Drop-Trou for Dr. Doctor

My body continues to be a medical curiosity. Though my specific disability is classified as Arthrogryposis Multiplex Congeninta, the specifics of how this condition manifests within my own skin remains vague at best. How much muscle can I build? Can I train to compensate for/sculpt my contracted tendons and muscles? To what degree can a personal practice affect this change?

Norman Rockwell, Before the Shot. 1952

This classic Rockwell image was framed in the recovery room at Kaiser Permanente after my mom had gotten out of surgery.  Though the tongue-in-cheek title seems harmless, it reflects an embedded acceptance of compromising personal identity for the sake of the medical institution.

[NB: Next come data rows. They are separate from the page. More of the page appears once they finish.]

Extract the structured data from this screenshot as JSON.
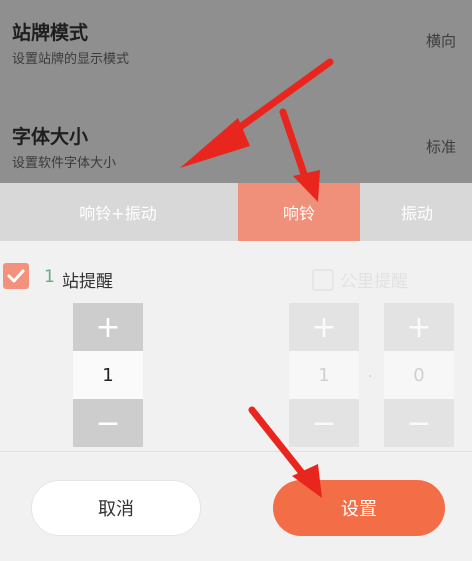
{
  "settings": {
    "rows": [
      {
        "title": "站牌模式",
        "subtitle": "设置站牌的显示模式",
        "value": "横向"
      },
      {
        "title": "字体大小",
        "subtitle": "设置软件字体大小",
        "value": "标准"
      }
    ]
  },
  "dialog": {
    "tabs": [
      {
        "label": "响铃+振动",
        "active": false
      },
      {
        "label": "响铃",
        "active": true
      },
      {
        "label": "振动",
        "active": false
      }
    ],
    "station_reminder": {
      "checked": true,
      "count": "1",
      "label": "站提醒"
    },
    "distance_reminder": {
      "checked": false,
      "label": "公里提醒"
    },
    "station_stepper": {
      "plus": "+",
      "value": "1",
      "minus": "−"
    },
    "distance_stepper_int": {
      "plus": "+",
      "value": "1",
      "minus": "−"
    },
    "distance_stepper_dec": {
      "plus": "+",
      "value": "0",
      "minus": "−"
    },
    "separator": "·",
    "cancel_label": "取消",
    "set_label": "设置"
  },
  "colors": {
    "accent_tab": "#f0907a",
    "primary_button": "#f36e47",
    "arrow": "#e8261e"
  }
}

My first surgery occurred at the age of four months. In this surgery my clubbed feet were "corrected" (doctor's words, not mine). Over the next couple years --last surgery at age 13-- what would follow were continued corrections to my knees, wrists, and ankles. The specifics of how these surgeries affected my body are still, as yet, unknown to me. My parents deferred the still seemingly vital question of what to do with my body to the doctors.

What occurs to me now is some of these doctors built their professional reputation by studying and shaping my body.
I have been this kid who is compelled to expose himself to the renown credentials of the man in the room.